A recordação desta bibliografia fez-me perceber, depois, quando estudei grego,
que acontecia coisa similar com esta língua – o que me levou a ler: Morphologie
historique du grec, de P. Chantraine; e Phonétique
historique du mycénien et du grec ancien, de Michel Lejeune.
***
Ora
a écloga I, com o subtítulo Tityrus (designações de
gramáticos posteriores)
glosa a vida de dois pastores (Melibeu e Títiro) em situação diferente no
ambiente campesino, que dialogam sobre a sua sorte. Após a batalha de Filipos,
os triúnviros dividiram os campos de Cremona e Mântua (cidades
partidárias de Cássio e Bruto)
pelos seus soldados. Porém, Vergílio, graças à influência de Mecenas, não foi
atingido por esta medida. Por isso, agradece este favor na pele poética de
Títiro, em contraste com Melibeu, a antonomásia dos mantuanos espoliados, cuja
infelicidade aqui se evidencia exponencialmente. E uma das coisas de que
Melibeu irá ter mais saudades é de ver a suas cabrinhas (capellae) suspensas de uma rocha cheia de
silvas, sarças e musgos:
“Ite,
meae, felix quondam pecus, ite, capellae, /Non ego uos posthac, uiridi
proiectus in antro, /Dumosa pendere procul de rupe uidebo: / Carmina nulla
canam; non, me pascente, capellae, /Florentem cytisum et salices carpetis
amaras.” (Ec I, vv 75-79).
Tradução
livre:
“Ide
lá, minhas cabrinhas, andai lá, meu rebanho outrora satisfeito. Já não vos
contemplarei, estendido numa gruta verdejante, dependuradas, lá ao longe, dum
íngreme rochedo enfeitado de silvas. Jamais cantarei as canções do costume.
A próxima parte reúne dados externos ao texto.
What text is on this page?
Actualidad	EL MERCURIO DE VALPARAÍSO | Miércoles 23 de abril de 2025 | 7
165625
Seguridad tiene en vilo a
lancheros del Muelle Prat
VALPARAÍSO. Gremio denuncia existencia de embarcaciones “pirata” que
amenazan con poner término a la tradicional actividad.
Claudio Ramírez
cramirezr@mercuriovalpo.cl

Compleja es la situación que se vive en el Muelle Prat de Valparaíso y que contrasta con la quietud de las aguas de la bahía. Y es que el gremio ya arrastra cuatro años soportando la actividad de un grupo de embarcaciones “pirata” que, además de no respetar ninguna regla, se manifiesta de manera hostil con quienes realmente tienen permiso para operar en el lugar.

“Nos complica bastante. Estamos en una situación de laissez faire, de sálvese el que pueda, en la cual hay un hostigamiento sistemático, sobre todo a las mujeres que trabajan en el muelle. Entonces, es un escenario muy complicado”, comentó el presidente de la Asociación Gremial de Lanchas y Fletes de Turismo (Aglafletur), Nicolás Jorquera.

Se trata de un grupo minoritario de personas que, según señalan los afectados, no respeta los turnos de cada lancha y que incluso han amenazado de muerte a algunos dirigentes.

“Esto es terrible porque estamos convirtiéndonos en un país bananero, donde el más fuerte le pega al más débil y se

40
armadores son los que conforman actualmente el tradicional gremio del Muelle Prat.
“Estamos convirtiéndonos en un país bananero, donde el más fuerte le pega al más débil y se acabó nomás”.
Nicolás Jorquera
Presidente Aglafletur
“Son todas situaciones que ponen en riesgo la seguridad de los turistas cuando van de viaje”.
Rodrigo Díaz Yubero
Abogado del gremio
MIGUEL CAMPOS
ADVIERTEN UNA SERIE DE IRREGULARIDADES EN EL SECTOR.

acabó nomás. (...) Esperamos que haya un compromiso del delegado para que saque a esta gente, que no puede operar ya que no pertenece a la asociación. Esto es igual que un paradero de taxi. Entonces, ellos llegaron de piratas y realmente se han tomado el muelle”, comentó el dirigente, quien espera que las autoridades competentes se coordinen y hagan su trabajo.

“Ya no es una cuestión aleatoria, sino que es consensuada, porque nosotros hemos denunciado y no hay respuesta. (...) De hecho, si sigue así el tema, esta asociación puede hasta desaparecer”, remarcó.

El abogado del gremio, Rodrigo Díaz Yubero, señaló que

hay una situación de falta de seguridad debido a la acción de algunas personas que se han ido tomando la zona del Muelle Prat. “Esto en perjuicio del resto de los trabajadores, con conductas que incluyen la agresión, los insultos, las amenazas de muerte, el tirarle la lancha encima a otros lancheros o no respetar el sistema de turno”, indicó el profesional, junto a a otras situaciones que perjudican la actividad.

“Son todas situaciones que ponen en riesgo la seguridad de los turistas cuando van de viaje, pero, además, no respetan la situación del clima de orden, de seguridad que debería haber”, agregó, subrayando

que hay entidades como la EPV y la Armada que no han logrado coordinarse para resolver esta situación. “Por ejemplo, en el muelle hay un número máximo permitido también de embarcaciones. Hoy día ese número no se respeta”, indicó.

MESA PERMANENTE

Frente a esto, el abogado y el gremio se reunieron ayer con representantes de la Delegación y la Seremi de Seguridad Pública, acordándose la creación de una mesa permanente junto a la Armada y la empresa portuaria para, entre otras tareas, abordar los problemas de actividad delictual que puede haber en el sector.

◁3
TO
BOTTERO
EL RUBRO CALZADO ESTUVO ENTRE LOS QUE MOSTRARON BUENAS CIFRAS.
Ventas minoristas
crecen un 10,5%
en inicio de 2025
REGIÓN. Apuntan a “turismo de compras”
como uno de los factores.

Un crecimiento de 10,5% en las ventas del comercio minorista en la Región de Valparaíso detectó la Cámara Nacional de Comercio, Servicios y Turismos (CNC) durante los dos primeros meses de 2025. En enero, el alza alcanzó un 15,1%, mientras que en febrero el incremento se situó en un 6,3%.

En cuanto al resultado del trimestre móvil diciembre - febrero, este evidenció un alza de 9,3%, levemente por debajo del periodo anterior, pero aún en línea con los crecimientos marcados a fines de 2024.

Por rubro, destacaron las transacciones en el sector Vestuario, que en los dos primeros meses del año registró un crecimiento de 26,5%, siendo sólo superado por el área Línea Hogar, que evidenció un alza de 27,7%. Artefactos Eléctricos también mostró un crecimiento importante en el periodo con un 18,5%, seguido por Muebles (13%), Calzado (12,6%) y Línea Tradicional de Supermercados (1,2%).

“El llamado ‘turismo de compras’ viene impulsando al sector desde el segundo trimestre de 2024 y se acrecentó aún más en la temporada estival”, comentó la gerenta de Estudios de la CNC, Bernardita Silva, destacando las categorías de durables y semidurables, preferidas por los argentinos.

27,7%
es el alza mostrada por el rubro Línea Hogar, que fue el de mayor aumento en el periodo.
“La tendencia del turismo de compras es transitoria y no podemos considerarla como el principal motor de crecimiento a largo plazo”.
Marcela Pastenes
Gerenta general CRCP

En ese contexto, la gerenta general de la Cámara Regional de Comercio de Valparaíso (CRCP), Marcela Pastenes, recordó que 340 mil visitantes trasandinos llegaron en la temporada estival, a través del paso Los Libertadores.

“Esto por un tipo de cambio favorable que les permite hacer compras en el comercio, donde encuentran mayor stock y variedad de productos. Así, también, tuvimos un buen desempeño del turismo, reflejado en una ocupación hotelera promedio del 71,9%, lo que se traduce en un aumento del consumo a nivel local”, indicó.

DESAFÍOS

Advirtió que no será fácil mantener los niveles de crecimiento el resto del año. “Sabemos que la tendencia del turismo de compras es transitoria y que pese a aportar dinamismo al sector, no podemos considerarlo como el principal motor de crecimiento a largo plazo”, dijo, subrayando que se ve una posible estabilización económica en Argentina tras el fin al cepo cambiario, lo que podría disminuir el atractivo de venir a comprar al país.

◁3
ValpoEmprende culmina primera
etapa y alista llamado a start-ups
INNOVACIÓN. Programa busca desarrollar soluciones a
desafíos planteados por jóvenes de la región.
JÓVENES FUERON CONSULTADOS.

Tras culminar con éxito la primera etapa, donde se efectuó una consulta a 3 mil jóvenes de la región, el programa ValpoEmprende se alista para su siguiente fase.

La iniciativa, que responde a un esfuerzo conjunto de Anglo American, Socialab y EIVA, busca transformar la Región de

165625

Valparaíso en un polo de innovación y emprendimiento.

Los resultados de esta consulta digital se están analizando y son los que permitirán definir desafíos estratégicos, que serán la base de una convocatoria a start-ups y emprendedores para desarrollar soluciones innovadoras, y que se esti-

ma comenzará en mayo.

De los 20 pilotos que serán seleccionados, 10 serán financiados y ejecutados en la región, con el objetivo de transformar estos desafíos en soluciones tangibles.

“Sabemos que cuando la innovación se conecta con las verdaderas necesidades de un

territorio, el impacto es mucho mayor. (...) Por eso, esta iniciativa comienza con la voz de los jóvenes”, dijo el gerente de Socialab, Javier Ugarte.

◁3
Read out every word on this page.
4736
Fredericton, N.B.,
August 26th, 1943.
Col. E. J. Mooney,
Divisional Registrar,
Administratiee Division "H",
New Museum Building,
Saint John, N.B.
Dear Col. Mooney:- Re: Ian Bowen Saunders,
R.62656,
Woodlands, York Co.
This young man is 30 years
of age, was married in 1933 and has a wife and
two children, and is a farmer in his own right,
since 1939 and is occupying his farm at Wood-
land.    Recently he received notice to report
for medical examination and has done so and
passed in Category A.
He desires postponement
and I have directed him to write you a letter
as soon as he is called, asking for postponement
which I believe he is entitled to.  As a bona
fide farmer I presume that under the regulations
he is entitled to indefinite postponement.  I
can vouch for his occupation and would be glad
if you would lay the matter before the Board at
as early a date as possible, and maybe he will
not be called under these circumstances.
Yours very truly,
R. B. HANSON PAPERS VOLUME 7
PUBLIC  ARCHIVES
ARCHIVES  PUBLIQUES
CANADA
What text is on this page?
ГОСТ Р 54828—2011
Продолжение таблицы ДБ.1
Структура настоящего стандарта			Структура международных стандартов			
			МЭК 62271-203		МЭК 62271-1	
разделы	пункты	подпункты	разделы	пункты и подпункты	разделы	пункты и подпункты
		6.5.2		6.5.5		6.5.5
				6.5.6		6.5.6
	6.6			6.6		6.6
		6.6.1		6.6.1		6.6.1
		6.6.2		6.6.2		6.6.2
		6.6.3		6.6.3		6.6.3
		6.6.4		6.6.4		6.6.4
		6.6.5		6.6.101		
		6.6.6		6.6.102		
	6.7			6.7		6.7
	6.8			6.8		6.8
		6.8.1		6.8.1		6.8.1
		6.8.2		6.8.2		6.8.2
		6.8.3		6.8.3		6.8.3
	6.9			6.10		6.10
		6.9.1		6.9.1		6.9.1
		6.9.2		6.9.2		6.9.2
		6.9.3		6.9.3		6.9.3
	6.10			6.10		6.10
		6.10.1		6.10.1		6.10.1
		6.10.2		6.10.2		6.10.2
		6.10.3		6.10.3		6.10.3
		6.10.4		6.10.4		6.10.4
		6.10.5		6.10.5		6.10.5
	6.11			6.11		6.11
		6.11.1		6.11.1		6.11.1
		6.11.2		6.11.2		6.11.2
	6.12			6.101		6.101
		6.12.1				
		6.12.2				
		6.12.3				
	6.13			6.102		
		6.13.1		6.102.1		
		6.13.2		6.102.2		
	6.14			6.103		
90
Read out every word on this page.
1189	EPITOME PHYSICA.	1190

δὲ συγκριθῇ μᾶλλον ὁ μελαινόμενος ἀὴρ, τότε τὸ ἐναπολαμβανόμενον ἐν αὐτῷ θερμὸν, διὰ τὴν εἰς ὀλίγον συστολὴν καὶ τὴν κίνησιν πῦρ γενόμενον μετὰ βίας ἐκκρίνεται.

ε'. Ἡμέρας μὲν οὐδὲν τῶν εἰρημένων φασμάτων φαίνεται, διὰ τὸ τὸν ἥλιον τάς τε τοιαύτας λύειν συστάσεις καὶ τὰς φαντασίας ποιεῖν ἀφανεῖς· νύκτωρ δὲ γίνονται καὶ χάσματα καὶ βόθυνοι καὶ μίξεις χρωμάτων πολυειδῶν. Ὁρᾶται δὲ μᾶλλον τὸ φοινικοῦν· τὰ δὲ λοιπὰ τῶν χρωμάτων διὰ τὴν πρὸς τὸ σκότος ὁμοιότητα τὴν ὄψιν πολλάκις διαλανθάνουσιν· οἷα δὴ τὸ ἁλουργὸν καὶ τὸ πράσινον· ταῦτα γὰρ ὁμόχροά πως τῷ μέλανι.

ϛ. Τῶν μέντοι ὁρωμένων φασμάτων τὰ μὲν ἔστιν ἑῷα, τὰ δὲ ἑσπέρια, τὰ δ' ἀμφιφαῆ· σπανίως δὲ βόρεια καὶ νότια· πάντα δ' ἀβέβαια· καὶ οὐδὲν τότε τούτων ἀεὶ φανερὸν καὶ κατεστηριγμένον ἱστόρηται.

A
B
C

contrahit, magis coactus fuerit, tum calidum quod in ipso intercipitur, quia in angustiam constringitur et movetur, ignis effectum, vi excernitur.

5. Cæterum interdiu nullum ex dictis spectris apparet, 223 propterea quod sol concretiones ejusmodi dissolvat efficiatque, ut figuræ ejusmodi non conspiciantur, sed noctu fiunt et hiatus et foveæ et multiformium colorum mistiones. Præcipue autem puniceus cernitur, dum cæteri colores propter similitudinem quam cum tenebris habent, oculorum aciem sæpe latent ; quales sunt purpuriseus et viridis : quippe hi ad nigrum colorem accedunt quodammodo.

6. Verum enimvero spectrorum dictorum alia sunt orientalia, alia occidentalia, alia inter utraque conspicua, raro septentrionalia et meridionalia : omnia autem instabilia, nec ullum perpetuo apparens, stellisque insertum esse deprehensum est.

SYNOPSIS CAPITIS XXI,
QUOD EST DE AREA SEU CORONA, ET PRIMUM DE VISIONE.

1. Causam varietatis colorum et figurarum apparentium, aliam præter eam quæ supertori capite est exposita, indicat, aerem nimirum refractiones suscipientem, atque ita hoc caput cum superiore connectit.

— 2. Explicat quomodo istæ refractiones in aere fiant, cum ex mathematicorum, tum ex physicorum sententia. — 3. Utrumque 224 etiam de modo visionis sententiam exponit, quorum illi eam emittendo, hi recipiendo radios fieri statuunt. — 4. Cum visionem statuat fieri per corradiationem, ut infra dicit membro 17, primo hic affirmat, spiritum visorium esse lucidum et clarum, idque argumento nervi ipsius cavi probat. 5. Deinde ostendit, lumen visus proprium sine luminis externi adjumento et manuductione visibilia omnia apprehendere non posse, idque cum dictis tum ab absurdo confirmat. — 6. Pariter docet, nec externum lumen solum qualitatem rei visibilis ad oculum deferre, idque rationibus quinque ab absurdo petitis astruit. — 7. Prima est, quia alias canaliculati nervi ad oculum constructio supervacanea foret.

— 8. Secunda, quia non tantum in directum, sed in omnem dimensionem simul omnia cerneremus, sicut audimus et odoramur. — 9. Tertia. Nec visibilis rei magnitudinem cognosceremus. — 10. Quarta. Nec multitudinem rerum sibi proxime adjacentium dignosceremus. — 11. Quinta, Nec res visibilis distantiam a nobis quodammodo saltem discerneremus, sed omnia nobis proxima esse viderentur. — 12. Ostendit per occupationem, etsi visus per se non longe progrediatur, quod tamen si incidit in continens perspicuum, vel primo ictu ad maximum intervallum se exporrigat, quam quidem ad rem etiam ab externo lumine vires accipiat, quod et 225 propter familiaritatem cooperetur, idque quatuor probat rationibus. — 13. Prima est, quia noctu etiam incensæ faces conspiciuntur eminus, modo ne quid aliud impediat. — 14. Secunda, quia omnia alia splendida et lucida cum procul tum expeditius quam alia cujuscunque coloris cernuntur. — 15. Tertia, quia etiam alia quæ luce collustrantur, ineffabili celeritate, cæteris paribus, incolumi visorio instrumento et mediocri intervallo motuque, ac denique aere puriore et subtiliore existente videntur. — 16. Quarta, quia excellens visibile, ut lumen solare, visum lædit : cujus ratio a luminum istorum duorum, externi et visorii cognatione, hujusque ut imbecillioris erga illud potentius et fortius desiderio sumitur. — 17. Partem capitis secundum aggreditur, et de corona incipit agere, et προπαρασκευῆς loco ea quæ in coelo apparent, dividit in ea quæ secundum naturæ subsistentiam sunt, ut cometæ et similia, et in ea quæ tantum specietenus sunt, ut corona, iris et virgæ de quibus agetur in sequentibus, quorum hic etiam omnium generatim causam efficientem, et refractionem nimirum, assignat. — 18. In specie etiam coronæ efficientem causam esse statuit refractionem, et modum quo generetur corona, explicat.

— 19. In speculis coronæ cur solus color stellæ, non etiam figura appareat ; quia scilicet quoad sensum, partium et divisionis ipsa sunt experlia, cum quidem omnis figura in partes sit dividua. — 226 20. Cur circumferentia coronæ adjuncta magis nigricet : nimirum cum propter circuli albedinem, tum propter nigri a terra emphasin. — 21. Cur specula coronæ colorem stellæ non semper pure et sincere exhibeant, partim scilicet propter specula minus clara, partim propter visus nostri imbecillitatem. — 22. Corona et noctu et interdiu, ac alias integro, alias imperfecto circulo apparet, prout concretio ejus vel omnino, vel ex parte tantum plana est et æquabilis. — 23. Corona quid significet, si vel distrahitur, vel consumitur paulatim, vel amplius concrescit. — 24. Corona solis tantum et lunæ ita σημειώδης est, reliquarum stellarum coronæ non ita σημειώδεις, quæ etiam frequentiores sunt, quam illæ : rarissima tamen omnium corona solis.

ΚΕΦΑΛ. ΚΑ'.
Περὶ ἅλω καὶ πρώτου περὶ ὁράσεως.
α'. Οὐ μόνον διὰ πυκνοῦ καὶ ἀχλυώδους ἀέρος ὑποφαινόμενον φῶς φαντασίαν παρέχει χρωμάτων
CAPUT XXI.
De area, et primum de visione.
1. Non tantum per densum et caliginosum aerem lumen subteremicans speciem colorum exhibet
Ó
minhas cabrinhas, já não degustareis, na companhia do vosso pastorinho, o
codesso florido nem os amargos salgueiritos.
***
E, quanto ao
autor das dez Bucólicas, num tempo em que não havia barragens como a de “Diga del Cingino”?
Vergílio ou Virgílio
era homem alto e corpulento, de tez morena e, embora houvesse sido criado no
meio de árvores e bosques, tinha uma saúde delicada, provavelmente em
consequência da humidade climática da Lombardia. Sofrendo de constantes dores
de estômago, garganta e cabeça, muitas vezes expelia sangue com a tosse. Reservado
e introvertido, possuía um generoso e sensível coração e uma grande
afeição pelas pessoas, pelos animais e pela natureza. Esta personalidade
justifica as suas mais notáveis qualidades: o amor pelos pequenos prazeres e
pelos animais, a propensão para a solidão, a imaginação fértil e a sensação de
nostalgia. Foi aceite como profeta, visionário e mágico. O seu estilo e técnica
influenciaram insignes poetas, como Dante Alighieri, que tinha a obra de Vergílio como um verdadeiro
primor, graças à sua arte de escrever, ao seu uso de linguagem e à musicalidade
do verso.
Públio Vergílio
Marão (Publius Vergilius Maro), filho dum casal de camponeses de origem etrusca (Magia Pola e
Istimicon), nasceu a 15 de outubro de 70 a.C.,
em Andes, hoje Pietole, perto de Mântua, no norte da Itália. O pai era
agricultor, artesão, mágico, astrólogo e médico.
Segundo a
lenda, quando estava grávida, Magia sonhou que estava a dar à luz um ramo de
louros, que, ao cair no solo, criou raízes, floresceu e se transformou em
árvore frondosa, cravejada de flores e frutos. Após o despertar do sonho, Magia
e Istimicon foram falar com o poeta e filósofo Tito Lucrécio, irmão de Magia, a
indagar o significado do sonho. O filósofo predisse que a irmã daria à luz um
menino que se tornaria famoso como poeta ou como artista; que, quanto estivesse
crescido, o levassem aos mais famosos poetas para que aprendesse com eles; e que lhe dessem o nome de Vergílio.
Pouco tempo
depois, enquanto deambulava pelos campos ao lado do marido, de súbito
desviou-se da trilha, encostou-se num barranco e deu à luz o menino, que nem sequer
chegou a chorar, tão dócil era o seu temperamento. Segundo o costume epocal, logo
após o parto, a mulher plantou no local do parto um álamo. A muda planta posta
na terra pela mãe de Vergílio cresceu e desenvolveu-se tão rapidamente que em
pouco tempo atingiu o tamanho de outras, que tinham sido plantadas muito antes.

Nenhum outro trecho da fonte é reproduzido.